Albany Times Union

History of abuse hidden for years

- DEAR ABBY

DEAR ABBY: During my teenage years, I was repeatedly raped by my brother. The emotional and physical damage has left my life broken. He is now in a long-term relationsh­ip. Should I tell his girlfriend about the abuse? When I confronted him about it years ago, he denied it. If you were his girlfriend, wouldn’t you want to know?

—Holding A Secret DEAR HOLDING: Yes, I would want to know. I’ll bet your parents would have also wanted to know. As would your teachers or school counselors, so your brother could have been reported as a sexual predator and stopped. By all means tell the girlfriend, particular­ly if she has a daughter.

P.S. Because what your brother did has left lasting scars, please seek counseling with a licensed therapist with expertise in treating victims of sexual abuse. Contact RAINN (Rape, Abuse and Incest National Network) for more guidance. You will find it on the internet at rainn.org.

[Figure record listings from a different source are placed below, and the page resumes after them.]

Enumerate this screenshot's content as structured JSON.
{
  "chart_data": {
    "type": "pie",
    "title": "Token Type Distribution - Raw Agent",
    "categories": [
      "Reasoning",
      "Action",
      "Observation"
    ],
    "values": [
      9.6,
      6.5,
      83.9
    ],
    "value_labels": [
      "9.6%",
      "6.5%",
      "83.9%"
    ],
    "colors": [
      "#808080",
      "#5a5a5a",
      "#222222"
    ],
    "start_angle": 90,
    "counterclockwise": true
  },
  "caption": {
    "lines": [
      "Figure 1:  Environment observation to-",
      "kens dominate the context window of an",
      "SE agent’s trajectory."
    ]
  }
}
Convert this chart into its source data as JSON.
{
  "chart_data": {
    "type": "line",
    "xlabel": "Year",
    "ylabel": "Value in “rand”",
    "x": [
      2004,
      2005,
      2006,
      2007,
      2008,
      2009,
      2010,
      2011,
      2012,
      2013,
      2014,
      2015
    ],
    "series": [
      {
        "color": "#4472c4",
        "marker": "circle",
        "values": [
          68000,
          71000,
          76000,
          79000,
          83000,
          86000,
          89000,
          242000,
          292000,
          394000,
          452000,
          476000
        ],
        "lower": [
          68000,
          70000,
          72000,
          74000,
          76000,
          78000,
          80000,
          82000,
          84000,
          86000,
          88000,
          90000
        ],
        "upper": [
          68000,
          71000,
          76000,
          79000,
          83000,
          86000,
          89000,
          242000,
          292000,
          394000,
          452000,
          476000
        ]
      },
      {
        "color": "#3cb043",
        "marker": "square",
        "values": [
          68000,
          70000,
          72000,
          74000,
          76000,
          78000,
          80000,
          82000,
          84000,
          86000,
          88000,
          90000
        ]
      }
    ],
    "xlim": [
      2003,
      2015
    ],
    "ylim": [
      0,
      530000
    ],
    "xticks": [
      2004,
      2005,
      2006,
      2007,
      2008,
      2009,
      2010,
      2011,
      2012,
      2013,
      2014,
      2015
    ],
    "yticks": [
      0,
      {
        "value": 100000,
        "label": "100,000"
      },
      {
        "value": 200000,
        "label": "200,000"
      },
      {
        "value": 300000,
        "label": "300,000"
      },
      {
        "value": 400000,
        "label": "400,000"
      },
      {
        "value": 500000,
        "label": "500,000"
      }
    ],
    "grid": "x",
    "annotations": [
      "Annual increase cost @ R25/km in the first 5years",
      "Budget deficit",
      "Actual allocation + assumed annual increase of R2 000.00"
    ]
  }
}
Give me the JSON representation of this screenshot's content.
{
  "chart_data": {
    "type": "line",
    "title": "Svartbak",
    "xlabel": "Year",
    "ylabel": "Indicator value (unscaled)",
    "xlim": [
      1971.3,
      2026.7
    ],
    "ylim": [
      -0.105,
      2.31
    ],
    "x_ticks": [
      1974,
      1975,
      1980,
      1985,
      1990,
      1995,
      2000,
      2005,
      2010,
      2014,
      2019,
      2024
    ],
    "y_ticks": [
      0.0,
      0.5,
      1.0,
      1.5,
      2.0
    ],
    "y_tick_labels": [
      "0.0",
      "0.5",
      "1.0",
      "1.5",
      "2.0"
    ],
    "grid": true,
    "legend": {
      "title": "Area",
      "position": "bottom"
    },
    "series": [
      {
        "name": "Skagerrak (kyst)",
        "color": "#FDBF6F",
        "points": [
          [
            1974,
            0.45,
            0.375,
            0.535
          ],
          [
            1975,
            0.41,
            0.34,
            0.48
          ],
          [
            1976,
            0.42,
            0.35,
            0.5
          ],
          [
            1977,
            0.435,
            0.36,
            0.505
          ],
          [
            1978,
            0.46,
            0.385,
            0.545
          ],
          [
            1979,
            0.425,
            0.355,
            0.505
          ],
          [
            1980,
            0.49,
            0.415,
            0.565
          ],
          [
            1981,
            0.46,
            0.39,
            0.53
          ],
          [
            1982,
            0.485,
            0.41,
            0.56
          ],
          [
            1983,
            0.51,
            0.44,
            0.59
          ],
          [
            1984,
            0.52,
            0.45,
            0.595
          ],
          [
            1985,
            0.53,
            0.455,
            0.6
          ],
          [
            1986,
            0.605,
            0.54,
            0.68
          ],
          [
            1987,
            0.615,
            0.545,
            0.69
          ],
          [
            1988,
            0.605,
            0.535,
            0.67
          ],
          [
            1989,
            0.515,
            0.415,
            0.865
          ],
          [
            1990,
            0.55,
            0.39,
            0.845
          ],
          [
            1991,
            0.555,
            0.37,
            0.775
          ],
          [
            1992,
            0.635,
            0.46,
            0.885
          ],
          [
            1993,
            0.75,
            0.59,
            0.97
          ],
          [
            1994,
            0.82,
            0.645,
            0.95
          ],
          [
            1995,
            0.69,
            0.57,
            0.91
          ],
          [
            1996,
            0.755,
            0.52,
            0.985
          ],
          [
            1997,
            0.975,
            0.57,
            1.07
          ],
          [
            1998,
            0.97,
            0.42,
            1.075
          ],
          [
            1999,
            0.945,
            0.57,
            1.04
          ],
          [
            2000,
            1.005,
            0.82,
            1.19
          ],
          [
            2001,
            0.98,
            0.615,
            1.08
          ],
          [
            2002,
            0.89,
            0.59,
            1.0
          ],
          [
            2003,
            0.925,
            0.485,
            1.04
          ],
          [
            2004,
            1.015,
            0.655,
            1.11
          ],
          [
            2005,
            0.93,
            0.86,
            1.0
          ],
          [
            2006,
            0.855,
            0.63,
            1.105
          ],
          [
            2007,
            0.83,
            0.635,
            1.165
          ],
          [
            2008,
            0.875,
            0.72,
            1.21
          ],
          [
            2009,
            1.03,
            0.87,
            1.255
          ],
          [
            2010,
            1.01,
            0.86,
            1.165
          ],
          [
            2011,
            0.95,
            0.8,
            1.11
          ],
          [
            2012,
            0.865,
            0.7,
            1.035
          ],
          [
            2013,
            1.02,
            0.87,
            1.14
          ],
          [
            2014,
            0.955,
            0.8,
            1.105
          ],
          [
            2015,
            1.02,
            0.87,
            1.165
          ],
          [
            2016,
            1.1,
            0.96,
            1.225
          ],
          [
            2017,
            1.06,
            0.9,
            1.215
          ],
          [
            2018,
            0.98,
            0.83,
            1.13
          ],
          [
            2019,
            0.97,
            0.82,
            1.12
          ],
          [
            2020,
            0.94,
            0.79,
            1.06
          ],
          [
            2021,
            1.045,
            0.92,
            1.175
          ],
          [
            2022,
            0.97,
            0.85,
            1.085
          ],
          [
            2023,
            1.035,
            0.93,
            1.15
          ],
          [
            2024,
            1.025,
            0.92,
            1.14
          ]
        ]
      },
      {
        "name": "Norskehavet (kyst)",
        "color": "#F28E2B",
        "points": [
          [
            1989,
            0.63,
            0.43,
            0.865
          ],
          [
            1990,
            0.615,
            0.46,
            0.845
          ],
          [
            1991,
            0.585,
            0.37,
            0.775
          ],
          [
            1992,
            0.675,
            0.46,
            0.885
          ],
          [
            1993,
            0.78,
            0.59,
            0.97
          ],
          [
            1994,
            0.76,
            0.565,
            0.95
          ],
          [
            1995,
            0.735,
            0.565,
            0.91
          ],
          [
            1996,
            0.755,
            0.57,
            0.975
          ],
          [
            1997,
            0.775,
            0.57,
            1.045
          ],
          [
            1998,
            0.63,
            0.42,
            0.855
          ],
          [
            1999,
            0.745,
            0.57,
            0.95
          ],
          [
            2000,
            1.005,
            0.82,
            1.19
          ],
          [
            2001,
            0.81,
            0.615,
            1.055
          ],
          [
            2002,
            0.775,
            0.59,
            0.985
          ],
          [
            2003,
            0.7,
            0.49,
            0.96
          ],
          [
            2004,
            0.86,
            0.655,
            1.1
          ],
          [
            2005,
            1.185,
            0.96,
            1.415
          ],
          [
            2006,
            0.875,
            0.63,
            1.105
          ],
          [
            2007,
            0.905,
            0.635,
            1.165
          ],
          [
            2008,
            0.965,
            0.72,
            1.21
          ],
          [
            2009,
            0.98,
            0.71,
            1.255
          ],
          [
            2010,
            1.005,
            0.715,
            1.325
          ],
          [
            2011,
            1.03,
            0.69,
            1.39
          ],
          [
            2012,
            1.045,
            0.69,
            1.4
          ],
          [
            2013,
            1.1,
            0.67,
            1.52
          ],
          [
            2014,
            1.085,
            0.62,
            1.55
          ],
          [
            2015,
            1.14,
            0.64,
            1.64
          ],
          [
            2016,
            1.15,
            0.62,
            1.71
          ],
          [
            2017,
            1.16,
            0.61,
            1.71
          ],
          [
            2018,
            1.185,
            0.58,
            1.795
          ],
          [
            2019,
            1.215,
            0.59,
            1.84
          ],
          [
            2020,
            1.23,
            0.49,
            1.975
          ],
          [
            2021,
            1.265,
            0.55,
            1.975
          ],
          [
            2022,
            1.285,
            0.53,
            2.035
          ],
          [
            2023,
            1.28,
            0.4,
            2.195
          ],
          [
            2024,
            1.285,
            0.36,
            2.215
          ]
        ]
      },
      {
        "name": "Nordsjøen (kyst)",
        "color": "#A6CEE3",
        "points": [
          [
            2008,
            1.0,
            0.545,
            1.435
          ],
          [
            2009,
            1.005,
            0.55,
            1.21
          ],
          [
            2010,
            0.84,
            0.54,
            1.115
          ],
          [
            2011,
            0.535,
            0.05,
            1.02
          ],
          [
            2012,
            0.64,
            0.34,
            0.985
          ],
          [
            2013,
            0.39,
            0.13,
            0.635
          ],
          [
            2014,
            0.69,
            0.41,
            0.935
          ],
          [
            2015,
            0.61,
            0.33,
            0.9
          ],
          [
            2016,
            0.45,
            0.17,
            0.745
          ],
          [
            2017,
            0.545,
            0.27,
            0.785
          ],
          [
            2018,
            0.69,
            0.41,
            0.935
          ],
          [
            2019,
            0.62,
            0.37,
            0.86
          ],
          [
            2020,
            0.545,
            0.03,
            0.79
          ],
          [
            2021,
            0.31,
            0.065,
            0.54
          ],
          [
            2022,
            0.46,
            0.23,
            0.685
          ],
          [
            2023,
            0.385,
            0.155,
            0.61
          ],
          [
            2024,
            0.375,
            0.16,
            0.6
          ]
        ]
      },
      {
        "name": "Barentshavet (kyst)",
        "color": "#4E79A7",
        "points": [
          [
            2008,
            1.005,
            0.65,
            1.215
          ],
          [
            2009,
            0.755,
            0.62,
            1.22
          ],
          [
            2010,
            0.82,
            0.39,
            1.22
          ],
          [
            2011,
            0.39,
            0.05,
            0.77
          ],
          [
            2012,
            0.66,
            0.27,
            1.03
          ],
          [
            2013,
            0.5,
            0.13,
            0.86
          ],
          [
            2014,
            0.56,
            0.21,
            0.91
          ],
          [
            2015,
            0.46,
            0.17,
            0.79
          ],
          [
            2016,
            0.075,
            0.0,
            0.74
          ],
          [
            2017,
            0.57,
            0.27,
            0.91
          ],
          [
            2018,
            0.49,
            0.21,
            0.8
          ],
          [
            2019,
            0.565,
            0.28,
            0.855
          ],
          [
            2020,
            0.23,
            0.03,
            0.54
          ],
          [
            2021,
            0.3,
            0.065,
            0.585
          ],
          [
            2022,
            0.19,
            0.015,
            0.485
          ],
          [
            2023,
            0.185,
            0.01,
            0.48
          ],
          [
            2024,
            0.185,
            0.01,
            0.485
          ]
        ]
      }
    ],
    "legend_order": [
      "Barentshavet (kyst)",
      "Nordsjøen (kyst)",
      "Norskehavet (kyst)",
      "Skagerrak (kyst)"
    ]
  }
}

DEAR ABBY: I have just been diagnosed with cancer. I doubt that I will live another 10 years. My wife is arguing with me because I want to draw down my 401(k) over the next 10 years so I can enjoy the savings I have accrued during my long career. We are talking about a lot of money, Abby — expensive cars, expensive second homes, extravagan­t vacations.

How can I convince her that I deserve this after having worked for 40 years, and that we should enjoy these savings for the period of time left for me on Earth?

—Wants To Enjoy Life Now DEAR WANTS: I’m sure your diagnosis has been frightenin­g for both you and your wife. She may be worried that if you plow through all the money, there will be nothing left for her after you are gone. Although you are dubious about it, there is also the possibilit­y that you may live 10 more years and beyond. That’s why this is an important subject you and your wife should discuss with a financial adviser.

DEAR ABBY: I work in an office where people occasional­ly bring in treats to share. Usually, we place the goodies in a common area and let others know there’s food available and they’re welcome to it.

The problem I’m having is that one particular coworker brings in treats and shares them only with her favorite office buddies. She struts around the office and makes a big scene delivering her homemade treats to her friends, right in front of the people she has chosen not to include. Should she be confronted and told she’s being rude and inconsider­ate, or should her behavior just be ignored?

—Missing Out DEAR MISSING OUT: What your co-worker is doing is rude. This is a lesson in politeness and considerat­ion for others that children in grammar school usually learn. (Perhaps she was playing hooky that day.)

That said, if there’s no rule in your office against it, I do not advise confrontin­g her. Turnabout is fair play, and perhaps you should discuss a delicious solution with the rest of the unfavored few.